By Michael Wilmington

A noir lover’s guide to classic film noir on cable TV. All the following movies are from the schedule of Turner Classic Movies (TCM), which broadcasts them uncut and uninterrupted. The times are Eastern Standard and (Pacific Standard).


Saturday, July 28

Bette Davis earned an Oscar nom for this role; Crawford was overlooked. When Anne Bancroft won but was not there to accept, Crawford was poised to stand in and accept on her behalf.

8 p.m. (5 p.m.): “Whatever Happened to Baby Jane?” (1962, Robert Aldrich) Bette Davis and Joan Crawford, rivals for most of their careers, got two of their greatest roles when they were cast by director Robert Aldrich as the house-bound Hudson sisters, Blanche (Crawford) and Baby Jane (Davis) – two ex-film-stars turned eccentric recluses – in this mesmerizing, darkly funny, sometimes-touching suspense classic. Together with Billy Wilder’s “Sunset Blvd.,” it’s the cinematic definition of Hollywood Grand Guignol. With Victor Buono as the fat mama’s boy pianist, Marjorie Bennett as mama, Maidie Norman as the good housekeeper and Anna Lee as the kind neighbor.

Adapted by Lukas Heller from Henry Farrell’s novel; shot and edited by two masters, Ernest Haller (“Gone with the Wind”) and Michael Luciano (“Kiss Me Deadly”). A grisly, poignant masterpiece. If you aren’t both chilled and moved by Baby Jane’s line “You mean all these years we could have been friends?” you may have a heart of stone.

Sunday, July 29

10:15 a.m. (7:15 a.m.): “Boomerang!” (1947, Elia Kazan) True-crime drama thrillers, shot in real locations (“Kiss of Death,” “Naked City“) , are among the gems of film noir. Here’s a top-notch example, based on fact, about a prosecutor (Dana Andrews) and his crusade for justice for a defendant he’s convinced is wrongly accused. Scripted by Richard Murphy.

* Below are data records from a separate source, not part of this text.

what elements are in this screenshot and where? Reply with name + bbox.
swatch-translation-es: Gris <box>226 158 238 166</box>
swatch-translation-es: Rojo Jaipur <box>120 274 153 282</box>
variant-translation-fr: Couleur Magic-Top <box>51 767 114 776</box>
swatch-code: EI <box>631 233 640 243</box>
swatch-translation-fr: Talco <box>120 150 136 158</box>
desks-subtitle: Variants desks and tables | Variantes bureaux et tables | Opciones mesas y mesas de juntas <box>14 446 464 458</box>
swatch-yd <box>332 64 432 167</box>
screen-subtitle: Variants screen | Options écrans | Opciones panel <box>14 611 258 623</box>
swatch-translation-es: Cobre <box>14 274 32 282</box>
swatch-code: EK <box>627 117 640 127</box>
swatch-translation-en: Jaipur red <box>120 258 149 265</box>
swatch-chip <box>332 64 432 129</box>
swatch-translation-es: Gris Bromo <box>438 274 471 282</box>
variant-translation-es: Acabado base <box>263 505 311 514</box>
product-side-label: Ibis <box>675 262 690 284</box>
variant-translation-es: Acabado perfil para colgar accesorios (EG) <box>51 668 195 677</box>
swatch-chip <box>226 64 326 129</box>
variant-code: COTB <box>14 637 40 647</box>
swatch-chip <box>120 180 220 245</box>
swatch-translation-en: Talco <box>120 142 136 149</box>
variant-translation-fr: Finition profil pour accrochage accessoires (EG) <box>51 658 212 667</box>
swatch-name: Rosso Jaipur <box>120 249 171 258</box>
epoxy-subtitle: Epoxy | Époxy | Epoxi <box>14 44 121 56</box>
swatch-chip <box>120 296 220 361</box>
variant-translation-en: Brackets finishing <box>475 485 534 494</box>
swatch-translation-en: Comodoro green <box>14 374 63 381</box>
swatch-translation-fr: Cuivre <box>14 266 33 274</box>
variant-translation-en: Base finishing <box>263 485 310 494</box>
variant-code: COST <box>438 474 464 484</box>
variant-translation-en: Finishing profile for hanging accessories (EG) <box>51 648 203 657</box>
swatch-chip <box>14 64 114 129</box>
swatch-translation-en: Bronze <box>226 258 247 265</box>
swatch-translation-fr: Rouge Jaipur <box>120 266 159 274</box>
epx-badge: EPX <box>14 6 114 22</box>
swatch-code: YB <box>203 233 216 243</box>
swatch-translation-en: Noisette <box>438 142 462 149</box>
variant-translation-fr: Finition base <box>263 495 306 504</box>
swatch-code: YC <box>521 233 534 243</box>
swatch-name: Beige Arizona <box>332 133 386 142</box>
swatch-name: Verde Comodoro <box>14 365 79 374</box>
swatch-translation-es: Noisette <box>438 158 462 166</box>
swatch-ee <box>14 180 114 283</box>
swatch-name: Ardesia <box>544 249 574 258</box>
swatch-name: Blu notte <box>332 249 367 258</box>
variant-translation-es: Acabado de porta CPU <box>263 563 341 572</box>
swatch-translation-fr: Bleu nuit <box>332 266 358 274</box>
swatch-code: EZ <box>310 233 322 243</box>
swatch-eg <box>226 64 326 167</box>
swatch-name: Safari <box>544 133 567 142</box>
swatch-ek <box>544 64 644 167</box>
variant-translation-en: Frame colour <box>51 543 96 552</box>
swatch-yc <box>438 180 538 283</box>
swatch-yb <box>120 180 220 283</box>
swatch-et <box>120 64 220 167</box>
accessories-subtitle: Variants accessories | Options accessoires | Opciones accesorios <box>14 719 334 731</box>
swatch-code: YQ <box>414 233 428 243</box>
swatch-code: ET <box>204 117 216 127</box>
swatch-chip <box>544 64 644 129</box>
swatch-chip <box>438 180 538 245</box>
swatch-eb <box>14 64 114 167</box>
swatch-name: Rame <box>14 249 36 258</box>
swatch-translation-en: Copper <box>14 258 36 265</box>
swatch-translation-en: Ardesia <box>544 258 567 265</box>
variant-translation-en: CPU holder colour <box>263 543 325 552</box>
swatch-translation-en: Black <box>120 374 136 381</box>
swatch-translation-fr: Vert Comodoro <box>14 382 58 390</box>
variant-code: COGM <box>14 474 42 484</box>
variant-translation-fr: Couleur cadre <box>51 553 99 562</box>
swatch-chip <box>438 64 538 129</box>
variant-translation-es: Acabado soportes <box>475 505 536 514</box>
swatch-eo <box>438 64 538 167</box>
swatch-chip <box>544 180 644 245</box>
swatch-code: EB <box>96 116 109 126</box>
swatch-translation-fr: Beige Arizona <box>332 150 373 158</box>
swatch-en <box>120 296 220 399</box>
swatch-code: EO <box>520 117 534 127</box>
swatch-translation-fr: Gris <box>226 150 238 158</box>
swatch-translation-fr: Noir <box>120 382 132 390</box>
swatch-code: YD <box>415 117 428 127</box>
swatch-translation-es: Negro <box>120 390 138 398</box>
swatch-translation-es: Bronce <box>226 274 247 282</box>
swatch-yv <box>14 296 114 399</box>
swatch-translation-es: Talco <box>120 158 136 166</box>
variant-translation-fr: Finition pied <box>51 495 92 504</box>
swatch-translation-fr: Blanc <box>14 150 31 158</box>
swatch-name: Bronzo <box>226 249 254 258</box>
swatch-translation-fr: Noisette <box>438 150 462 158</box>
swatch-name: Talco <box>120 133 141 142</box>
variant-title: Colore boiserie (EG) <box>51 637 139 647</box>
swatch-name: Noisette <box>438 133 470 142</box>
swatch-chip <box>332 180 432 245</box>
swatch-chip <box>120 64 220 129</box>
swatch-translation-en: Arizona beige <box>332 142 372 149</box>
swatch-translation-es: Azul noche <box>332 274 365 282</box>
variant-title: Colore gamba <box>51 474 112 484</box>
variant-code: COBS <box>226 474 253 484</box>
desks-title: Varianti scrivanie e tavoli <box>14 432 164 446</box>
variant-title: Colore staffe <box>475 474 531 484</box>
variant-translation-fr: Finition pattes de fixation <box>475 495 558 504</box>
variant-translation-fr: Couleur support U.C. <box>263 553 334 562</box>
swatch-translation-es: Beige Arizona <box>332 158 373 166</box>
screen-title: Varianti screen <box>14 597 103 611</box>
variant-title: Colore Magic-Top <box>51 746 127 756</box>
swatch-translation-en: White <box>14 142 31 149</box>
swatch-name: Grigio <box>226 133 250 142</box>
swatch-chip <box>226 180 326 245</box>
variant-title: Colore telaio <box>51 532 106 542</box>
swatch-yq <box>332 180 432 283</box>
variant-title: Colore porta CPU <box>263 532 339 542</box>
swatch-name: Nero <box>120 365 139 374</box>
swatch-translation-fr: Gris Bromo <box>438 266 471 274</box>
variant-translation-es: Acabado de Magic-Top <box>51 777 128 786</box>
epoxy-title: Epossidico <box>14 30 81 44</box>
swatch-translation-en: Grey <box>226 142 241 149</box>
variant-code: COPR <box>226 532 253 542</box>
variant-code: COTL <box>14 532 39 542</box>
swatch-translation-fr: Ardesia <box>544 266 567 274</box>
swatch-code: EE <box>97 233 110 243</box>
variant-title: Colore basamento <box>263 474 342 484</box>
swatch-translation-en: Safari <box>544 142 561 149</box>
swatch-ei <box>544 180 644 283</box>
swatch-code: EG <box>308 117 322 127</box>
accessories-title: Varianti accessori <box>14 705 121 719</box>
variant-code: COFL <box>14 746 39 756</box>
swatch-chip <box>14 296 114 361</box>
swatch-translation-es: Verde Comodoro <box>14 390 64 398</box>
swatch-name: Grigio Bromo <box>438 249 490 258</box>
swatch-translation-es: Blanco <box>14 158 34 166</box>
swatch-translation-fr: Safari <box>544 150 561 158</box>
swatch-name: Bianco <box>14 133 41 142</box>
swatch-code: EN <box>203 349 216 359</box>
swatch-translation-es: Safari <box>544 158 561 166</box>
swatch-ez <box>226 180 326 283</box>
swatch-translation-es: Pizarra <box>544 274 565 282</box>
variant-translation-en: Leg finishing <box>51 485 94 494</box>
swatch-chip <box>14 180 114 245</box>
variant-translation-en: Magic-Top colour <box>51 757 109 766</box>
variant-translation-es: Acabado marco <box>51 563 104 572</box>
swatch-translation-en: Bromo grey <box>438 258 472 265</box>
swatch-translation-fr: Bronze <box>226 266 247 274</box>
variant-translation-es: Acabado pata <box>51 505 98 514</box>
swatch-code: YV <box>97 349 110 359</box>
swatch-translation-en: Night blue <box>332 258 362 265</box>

The superb cast of Kazan regulars includes Lee J. Cobb, Arthur Kennedy, Karl Malden and Ed Begley, Jane Wyatt and Sam Levene.

4 a.m. (1 a.m.): “The Fugitive” (1947, John Ford) John Ford usually isn’t ranked among noir directors, though 1935’s grim I.R.A. film “The Informer,” is definitely a noir precursor. “The Fugitive” – based on Graham Greene’s great novel “The Power and the Glory” and one of Ford’s own favorites of his work – qualifies as Western noir just as much as Raoul Walsh’s “Pursued” or William Wellman’s “The Ox-Bow Incident.”

Henry Fonda stars as an alcoholic, conflicted priest fleeing the police in “The Fugitive,” which is based on Graham Greene’s novel “The Power and the Glory.” John Ford directs.

With Henry Fonda as a sinful and alcoholic man of God fleeing the police in a tyrannical, anti-clerical Latin American state, Pedro Armendariz as his relentless pursuer, Dolores Del Rio as their mutual love (a point fudged in this censor-bound film), and Ward Bond as the gringo outlaw.

The sublime monochrome cinematography is by Mexican genius Gabriel Figueroa (“Los Olvidados”). The script is by Ford regular, master dramatist and occasional noir scribe Dudley Nichols (“Scarlet Street,” “The Informer,” “Stagecoach”).

Incidentally, the other Fords I would classify as Western noir are “Stagecoach” (1939), “The Searchers” (1956), “Sergeant Rutledge” (1960) and “The Man Who Shot Liberty Valance” (1962). “Stagecoach” and “The Searchers” are on TCM on Wednesday, Aug. 1, as part of the John Wayne tribute.

Thursday, Aug. 2

11 p.m. (8 p.m.): “The Thin Man” (1934, W. S. Van Dyke) The first and best of all the plush M.G.M. films in which William Powell and Myrna Loy impersonated Nick and Nora Charles, the slightly pixilated and urbanely witty couple who alternated screwball romps with tough, brainy detective work, solving murders and finishing champagne bottles with equal flair. That golden couple was inspired by the relationship between Dashiell Hammett and his longtime companion, playwright/screenwriter Lillian Hellman.

This is the only one of the Thin Man movies actually based on a Hammett novel. The adaptor/scenarists were another witty couple, Frances Goodrich and Albert Hackett (“It’s a Wonderful Life”). The supporting cast includes Maureen O’Sullivan and Cesar Romero.